3. Singular-Habitat Macro Funnels

We called it the “Magic Tree” for good reason. The tall, arching silver maple stood as a sentinel among acres and acres of farm and CRP fields that extended in every direction. Of course there were weedy ditches and field edges and the occasional patch of brush within a few hundred yards of the Magic Tree, but for some reason, just about every whitetail traveling through that vast expanse eventually walked within easy bow range of the that tree. Like a beacon in a seemingly featureless landscape, that one key feature seemed to suck bucks in like a magnet.

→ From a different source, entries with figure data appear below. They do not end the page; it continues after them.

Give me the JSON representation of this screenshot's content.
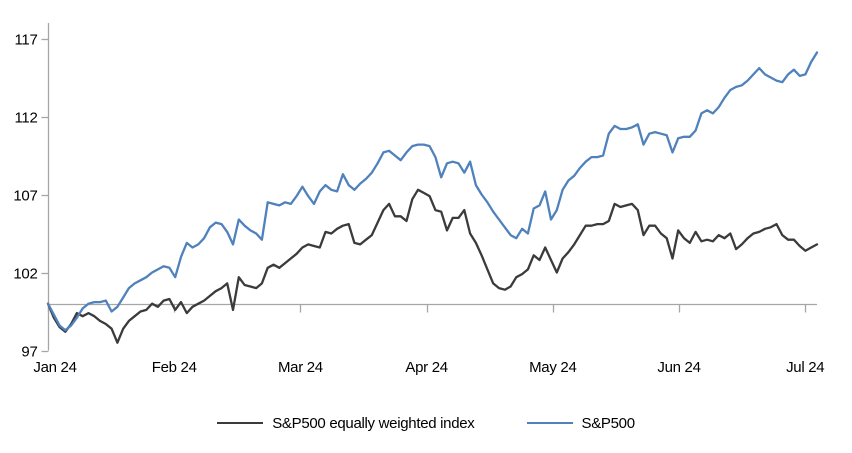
{
  "page": {
    "background": "#ffffff"
  },
  "chart_data": {
    "type": "line",
    "title": "",
    "x_tick_labels": [
      "Jan 24",
      "Feb 24",
      "Mar 24",
      "Apr 24",
      "May 24",
      "Jun 24",
      "Jul 24"
    ],
    "y_ticks": [
      97,
      102,
      107,
      112,
      117
    ],
    "ylim": [
      97,
      117
    ],
    "baseline_value": 100,
    "grid": false,
    "legend_position": "bottom-center",
    "axis_color": "#a6a6a6",
    "series": [
      {
        "name": "S&P500 equally weighted index",
        "color": "#3b3b3b",
        "values": [
          100.0,
          99.1,
          98.5,
          98.2,
          98.7,
          99.4,
          99.2,
          99.4,
          99.2,
          98.9,
          98.7,
          98.4,
          97.5,
          98.4,
          98.9,
          99.2,
          99.5,
          99.6,
          100.0,
          99.8,
          100.2,
          100.3,
          99.6,
          100.1,
          99.4,
          99.8,
          100.0,
          100.2,
          100.5,
          100.8,
          101.0,
          101.3,
          99.6,
          101.7,
          101.2,
          101.1,
          101.0,
          101.3,
          102.3,
          102.5,
          102.3,
          102.6,
          102.9,
          103.2,
          103.6,
          103.8,
          103.7,
          103.6,
          104.6,
          104.5,
          104.8,
          105.0,
          105.1,
          103.9,
          103.8,
          104.1,
          104.4,
          105.2,
          106.0,
          106.4,
          105.6,
          105.6,
          105.3,
          106.7,
          107.3,
          107.1,
          106.9,
          106.0,
          105.9,
          104.7,
          105.5,
          105.5,
          106.0,
          104.5,
          103.9,
          103.1,
          102.2,
          101.3,
          101.0,
          100.9,
          101.1,
          101.7,
          101.9,
          102.2,
          103.1,
          102.8,
          103.6,
          102.8,
          102.0,
          102.9,
          103.3,
          103.8,
          104.4,
          105.0,
          105.0,
          105.1,
          105.1,
          105.3,
          106.4,
          106.2,
          106.3,
          106.4,
          106.0,
          104.4,
          105.0,
          105.0,
          104.5,
          104.2,
          102.9,
          104.7,
          104.2,
          103.9,
          104.6,
          104.0,
          104.1,
          104.0,
          104.4,
          104.2,
          104.5,
          103.5,
          103.8,
          104.2,
          104.5,
          104.6,
          104.8,
          104.9,
          105.1,
          104.4,
          104.1,
          104.1,
          103.7,
          103.4,
          103.6,
          103.8
        ]
      },
      {
        "name": "S&P500",
        "color": "#4f81bd",
        "values": [
          100.0,
          99.3,
          98.6,
          98.3,
          98.6,
          99.1,
          99.7,
          100.0,
          100.1,
          100.1,
          100.2,
          99.5,
          99.8,
          100.4,
          101.0,
          101.3,
          101.5,
          101.7,
          102.0,
          102.2,
          102.4,
          102.3,
          101.7,
          103.0,
          103.9,
          103.6,
          103.8,
          104.2,
          104.9,
          105.2,
          105.1,
          104.6,
          103.8,
          105.4,
          105.0,
          104.7,
          104.5,
          104.1,
          106.5,
          106.4,
          106.3,
          106.5,
          106.4,
          106.9,
          107.5,
          106.9,
          106.4,
          107.2,
          107.6,
          107.3,
          107.2,
          108.3,
          107.6,
          107.3,
          107.7,
          108.0,
          108.4,
          109.0,
          109.7,
          109.8,
          109.5,
          109.2,
          109.7,
          110.1,
          110.2,
          110.2,
          110.1,
          109.4,
          108.1,
          109.0,
          109.1,
          109.0,
          108.4,
          109.1,
          107.6,
          107.0,
          106.5,
          105.9,
          105.4,
          104.9,
          104.4,
          104.2,
          104.8,
          104.5,
          106.1,
          106.3,
          107.2,
          105.4,
          106.0,
          107.3,
          107.9,
          108.2,
          108.7,
          109.1,
          109.4,
          109.4,
          109.5,
          110.9,
          111.4,
          111.2,
          111.2,
          111.3,
          111.5,
          110.2,
          110.9,
          111.0,
          110.9,
          110.8,
          109.7,
          110.6,
          110.7,
          110.7,
          111.1,
          112.2,
          112.4,
          112.2,
          112.6,
          113.2,
          113.7,
          113.9,
          114.0,
          114.3,
          114.7,
          115.1,
          114.7,
          114.5,
          114.3,
          114.2,
          114.7,
          115.0,
          114.6,
          114.7,
          115.5,
          116.1
        ]
      }
    ]
  }
}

It may seem like a bit of an oxymoron to call one tree a macro funnel, but it isn’t the size of the funnel that makes it “macro.” It’s the size of the surrounding area from which that feature draws in bucks. I’ve seen the same magnetic effect in other habitats, including a tiny spruce swamp surrounded by hundreds of acres of hardwoods, or a beaver dam that funnels bucks from vast stretches of big woods on either side. In other words, don’t just look for big, obvious funnels; also look for small, discreet features that pull bucks from all over the place.

One of the best things about macro-funnels is that once you find them and get a stand hung, these spots will almost certainly be good year after year during the rut. You may not see dozens of deer in macro-funnel, but they are still the No. 1 best place to be if you want to see the right one.